When Billie was re-elected chief in 2015, one of the tribe members in attendance told the Sentinel that she wanted “a renewed focus on protecting young people from drug addiction, which she said has claimed some of her family members.”
Growing more marijuana on reservations probably won’t help.
But there may not be much more that tribal leaders can do. With few options for individuals to earn income, the tribes depend on these collective enterprises to survive. And the federal government continues to put incentives in place for these tribes to pursue loophole economies -- rewarding them for finding areas in federal and state law that Indians can exploit to gain a financial step up.
The biggest hurdle is that American Indians on reservations do not have private property rights, a problem that is deeply rooted in federal and constitutional law.

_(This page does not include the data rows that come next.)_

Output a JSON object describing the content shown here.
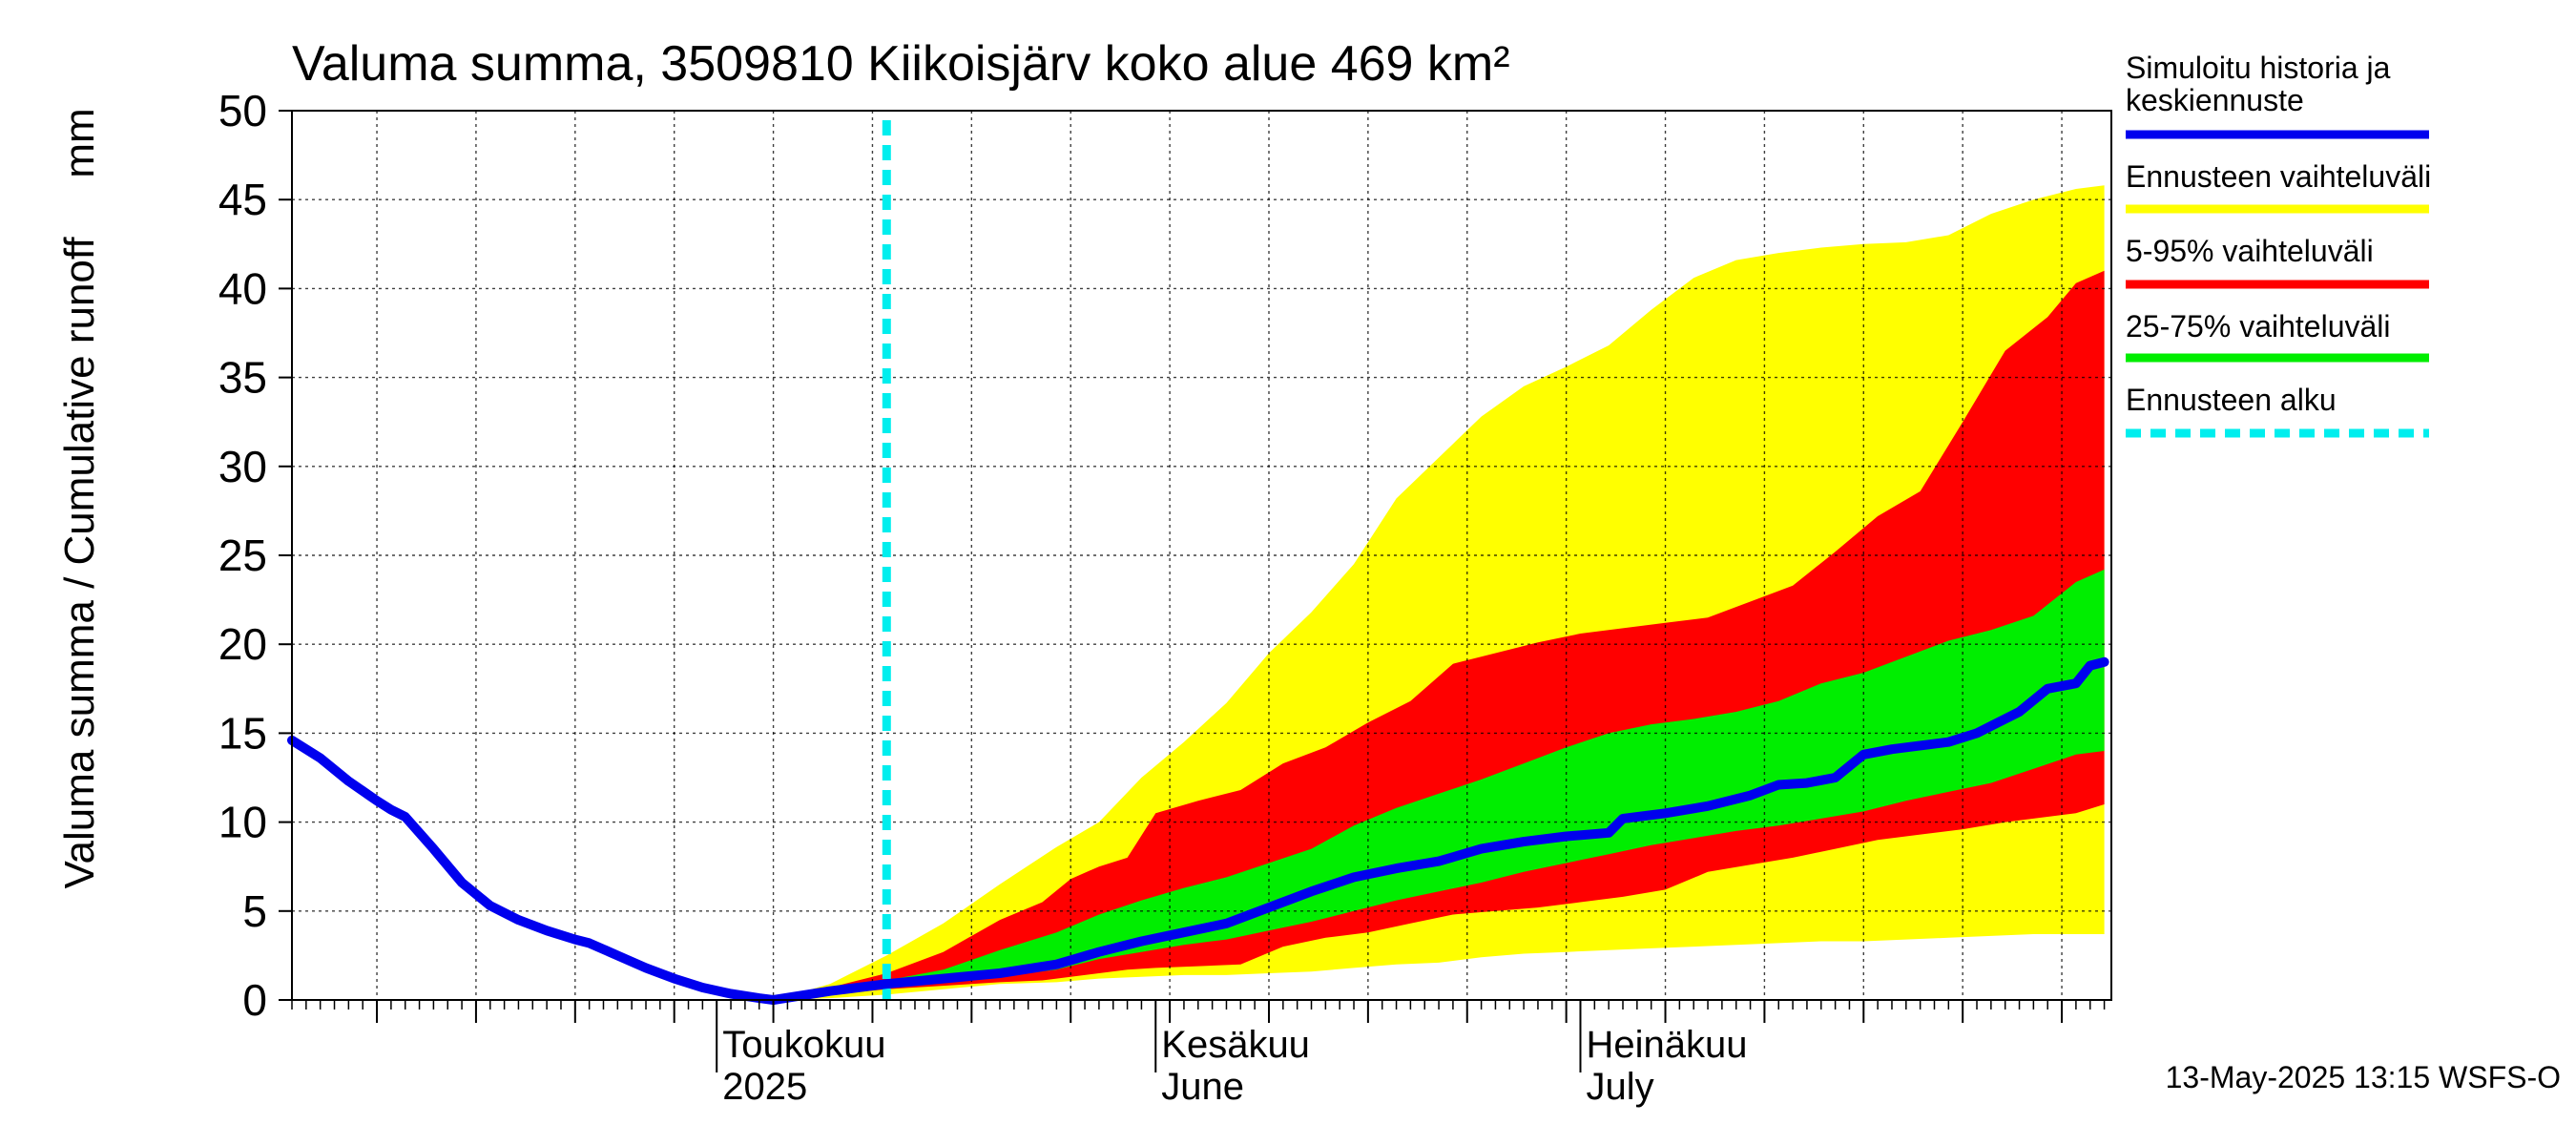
{
  "chart_data": {
    "type": "area",
    "title": "Valuma summa, 3509810 Kiikoisjärv koko alue 469 km²",
    "ylabel": "Valuma summa / Cumulative runoff",
    "yunit": "mm",
    "ylim": [
      0,
      50
    ],
    "yticks": [
      0,
      5,
      10,
      15,
      20,
      25,
      30,
      35,
      40,
      45,
      50
    ],
    "xlim": [
      "2025-04-01",
      "2025-07-31"
    ],
    "grid": true,
    "legend_position": "right",
    "month_labels": [
      {
        "date": "2025-05-01",
        "line1": "Toukokuu",
        "line2": "2025"
      },
      {
        "date": "2025-06-01",
        "line1": "Kesäkuu",
        "line2": "June"
      },
      {
        "date": "2025-07-01",
        "line1": "Heinäkuu",
        "line2": "July"
      }
    ],
    "forecast_start": "2025-05-13",
    "footer": "13-May-2025 13:15 WSFS-O",
    "colors": {
      "history": "#0000ee",
      "full_range": "#ffff00",
      "p5_95": "#ff0000",
      "p25_75": "#00ee00",
      "forecast_start": "#00eeee"
    },
    "legend": {
      "history": "Simuloitu historia ja keskiennuste",
      "full_range": "Ennusteen vaihteluväli",
      "p5_95": "5-95% vaihteluväli",
      "p25_75": "25-75% vaihteluväli",
      "forecast_start": "Ennusteen alku"
    },
    "series": {
      "history": [
        [
          "2025-04-01",
          14.6
        ],
        [
          "2025-04-03",
          13.6
        ],
        [
          "2025-04-05",
          12.3
        ],
        [
          "2025-04-07",
          11.2
        ],
        [
          "2025-04-08",
          10.7
        ],
        [
          "2025-04-09",
          10.3
        ],
        [
          "2025-04-11",
          8.5
        ],
        [
          "2025-04-13",
          6.6
        ],
        [
          "2025-04-15",
          5.3
        ],
        [
          "2025-04-17",
          4.5
        ],
        [
          "2025-04-19",
          3.9
        ],
        [
          "2025-04-21",
          3.4
        ],
        [
          "2025-04-22",
          3.2
        ],
        [
          "2025-04-24",
          2.5
        ],
        [
          "2025-04-26",
          1.8
        ],
        [
          "2025-04-28",
          1.2
        ],
        [
          "2025-04-30",
          0.7
        ],
        [
          "2025-05-02",
          0.35
        ],
        [
          "2025-05-04",
          0.1
        ],
        [
          "2025-05-05",
          0.0
        ]
      ],
      "median": [
        [
          "2025-05-05",
          0.0
        ],
        [
          "2025-05-09",
          0.5
        ],
        [
          "2025-05-13",
          0.9
        ],
        [
          "2025-05-17",
          1.2
        ],
        [
          "2025-05-21",
          1.5
        ],
        [
          "2025-05-25",
          2.0
        ],
        [
          "2025-05-28",
          2.7
        ],
        [
          "2025-05-31",
          3.3
        ],
        [
          "2025-06-03",
          3.8
        ],
        [
          "2025-06-06",
          4.3
        ],
        [
          "2025-06-09",
          5.2
        ],
        [
          "2025-06-12",
          6.1
        ],
        [
          "2025-06-15",
          6.9
        ],
        [
          "2025-06-18",
          7.4
        ],
        [
          "2025-06-21",
          7.8
        ],
        [
          "2025-06-24",
          8.5
        ],
        [
          "2025-06-27",
          8.9
        ],
        [
          "2025-06-30",
          9.2
        ],
        [
          "2025-07-03",
          9.4
        ],
        [
          "2025-07-04",
          10.2
        ],
        [
          "2025-07-07",
          10.5
        ],
        [
          "2025-07-10",
          10.9
        ],
        [
          "2025-07-13",
          11.5
        ],
        [
          "2025-07-15",
          12.1
        ],
        [
          "2025-07-17",
          12.2
        ],
        [
          "2025-07-19",
          12.5
        ],
        [
          "2025-07-21",
          13.8
        ],
        [
          "2025-07-23",
          14.1
        ],
        [
          "2025-07-25",
          14.3
        ],
        [
          "2025-07-27",
          14.5
        ],
        [
          "2025-07-29",
          15.0
        ],
        [
          "2025-08-01",
          16.2
        ],
        [
          "2025-08-03",
          17.5
        ],
        [
          "2025-08-05",
          17.8
        ],
        [
          "2025-08-06",
          18.8
        ],
        [
          "2025-08-07",
          19.0
        ]
      ],
      "full_range": [
        [
          "2025-05-05",
          0.0,
          0.0
        ],
        [
          "2025-05-09",
          0.1,
          0.9
        ],
        [
          "2025-05-13",
          0.3,
          2.5
        ],
        [
          "2025-05-17",
          0.6,
          4.3
        ],
        [
          "2025-05-21",
          0.9,
          6.5
        ],
        [
          "2025-05-25",
          1.0,
          8.6
        ],
        [
          "2025-05-28",
          1.2,
          10.0
        ],
        [
          "2025-05-31",
          1.3,
          12.5
        ],
        [
          "2025-06-03",
          1.4,
          14.5
        ],
        [
          "2025-06-06",
          1.4,
          16.7
        ],
        [
          "2025-06-09",
          1.5,
          19.5
        ],
        [
          "2025-06-12",
          1.6,
          21.8
        ],
        [
          "2025-06-15",
          1.8,
          24.5
        ],
        [
          "2025-06-18",
          2.0,
          28.2
        ],
        [
          "2025-06-21",
          2.1,
          30.5
        ],
        [
          "2025-06-24",
          2.4,
          32.8
        ],
        [
          "2025-06-27",
          2.6,
          34.5
        ],
        [
          "2025-06-30",
          2.7,
          35.6
        ],
        [
          "2025-07-03",
          2.8,
          36.8
        ],
        [
          "2025-07-06",
          2.9,
          38.8
        ],
        [
          "2025-07-09",
          3.0,
          40.6
        ],
        [
          "2025-07-12",
          3.1,
          41.6
        ],
        [
          "2025-07-15",
          3.2,
          42.0
        ],
        [
          "2025-07-18",
          3.3,
          42.3
        ],
        [
          "2025-07-21",
          3.3,
          42.5
        ],
        [
          "2025-07-24",
          3.4,
          42.6
        ],
        [
          "2025-07-27",
          3.5,
          43.0
        ],
        [
          "2025-07-30",
          3.6,
          44.2
        ],
        [
          "2025-08-02",
          3.7,
          45.0
        ],
        [
          "2025-08-05",
          3.7,
          45.6
        ],
        [
          "2025-08-07",
          3.7,
          45.8
        ]
      ],
      "p5_95": [
        [
          "2025-05-05",
          0.0,
          0.0
        ],
        [
          "2025-05-09",
          0.3,
          0.7
        ],
        [
          "2025-05-13",
          0.6,
          1.5
        ],
        [
          "2025-05-17",
          0.8,
          2.7
        ],
        [
          "2025-05-21",
          1.0,
          4.5
        ],
        [
          "2025-05-24",
          1.1,
          5.5
        ],
        [
          "2025-05-26",
          1.3,
          6.8
        ],
        [
          "2025-05-28",
          1.5,
          7.5
        ],
        [
          "2025-05-30",
          1.7,
          8.0
        ],
        [
          "2025-06-01",
          1.8,
          10.5
        ],
        [
          "2025-06-04",
          1.9,
          11.2
        ],
        [
          "2025-06-07",
          2.0,
          11.8
        ],
        [
          "2025-06-10",
          3.0,
          13.3
        ],
        [
          "2025-06-13",
          3.5,
          14.2
        ],
        [
          "2025-06-16",
          3.8,
          15.6
        ],
        [
          "2025-06-19",
          4.3,
          16.8
        ],
        [
          "2025-06-22",
          4.8,
          18.9
        ],
        [
          "2025-06-25",
          5.0,
          19.5
        ],
        [
          "2025-06-28",
          5.2,
          20.1
        ],
        [
          "2025-07-01",
          5.5,
          20.6
        ],
        [
          "2025-07-04",
          5.8,
          20.9
        ],
        [
          "2025-07-07",
          6.2,
          21.2
        ],
        [
          "2025-07-10",
          7.2,
          21.5
        ],
        [
          "2025-07-13",
          7.6,
          22.4
        ],
        [
          "2025-07-16",
          8.0,
          23.3
        ],
        [
          "2025-07-19",
          8.5,
          25.2
        ],
        [
          "2025-07-22",
          9.0,
          27.2
        ],
        [
          "2025-07-25",
          9.3,
          28.6
        ],
        [
          "2025-07-28",
          9.6,
          32.5
        ],
        [
          "2025-07-31",
          10.0,
          36.5
        ],
        [
          "2025-08-03",
          10.3,
          38.4
        ],
        [
          "2025-08-05",
          10.5,
          40.3
        ],
        [
          "2025-08-07",
          11.0,
          41.0
        ]
      ],
      "p25_75": [
        [
          "2025-05-05",
          0.0,
          0.0
        ],
        [
          "2025-05-09",
          0.4,
          0.6
        ],
        [
          "2025-05-13",
          0.8,
          1.1
        ],
        [
          "2025-05-17",
          1.1,
          1.7
        ],
        [
          "2025-05-21",
          1.3,
          2.8
        ],
        [
          "2025-05-25",
          1.7,
          3.8
        ],
        [
          "2025-05-28",
          2.3,
          4.8
        ],
        [
          "2025-05-31",
          2.7,
          5.6
        ],
        [
          "2025-06-03",
          3.1,
          6.3
        ],
        [
          "2025-06-06",
          3.4,
          6.9
        ],
        [
          "2025-06-09",
          3.9,
          7.7
        ],
        [
          "2025-06-12",
          4.4,
          8.5
        ],
        [
          "2025-06-15",
          5.0,
          9.8
        ],
        [
          "2025-06-18",
          5.6,
          10.8
        ],
        [
          "2025-06-21",
          6.1,
          11.6
        ],
        [
          "2025-06-24",
          6.6,
          12.4
        ],
        [
          "2025-06-27",
          7.2,
          13.3
        ],
        [
          "2025-06-30",
          7.7,
          14.2
        ],
        [
          "2025-07-03",
          8.2,
          15.0
        ],
        [
          "2025-07-06",
          8.7,
          15.5
        ],
        [
          "2025-07-09",
          9.1,
          15.8
        ],
        [
          "2025-07-12",
          9.5,
          16.2
        ],
        [
          "2025-07-15",
          9.8,
          16.8
        ],
        [
          "2025-07-18",
          10.2,
          17.8
        ],
        [
          "2025-07-21",
          10.6,
          18.4
        ],
        [
          "2025-07-24",
          11.2,
          19.3
        ],
        [
          "2025-07-27",
          11.7,
          20.2
        ],
        [
          "2025-07-30",
          12.2,
          20.8
        ],
        [
          "2025-08-02",
          13.0,
          21.6
        ],
        [
          "2025-08-05",
          13.8,
          23.5
        ],
        [
          "2025-08-07",
          14.0,
          24.2
        ]
      ]
    }
  }
}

We could certainly give Indians more control over their own land by scaling back the Bureau of Indian Affairs, which right now regulates everything from the extraction of natural resources to the sale of a few acres of land from one Indian to another on reservations.
But if we were serious about giving Indians the autonomy over their land that, as American citizens, they are entitled to, we should look to a proposal in Canada. The First Nations Property Ownership Act, which is working its way through parliament, would give Indians the underlying title to their land, allowing them to buy, sell or borrow against it. The land itself would still remain part of the reserve, but the reserves would act more like small independent cities. They would still be subject to the national government’s laws, but residents would gain more autonomy over their property.
While waiting for solutions, we have made Indian territories into places where fewer and fewer Americans would choose to live and raise families. Making cigarettes, gambling and drugs cheaper and more widely available than in surrounding areas is a recipe for more poverty, crime and social dysfunction. Sadly, American Indians are the victims of that.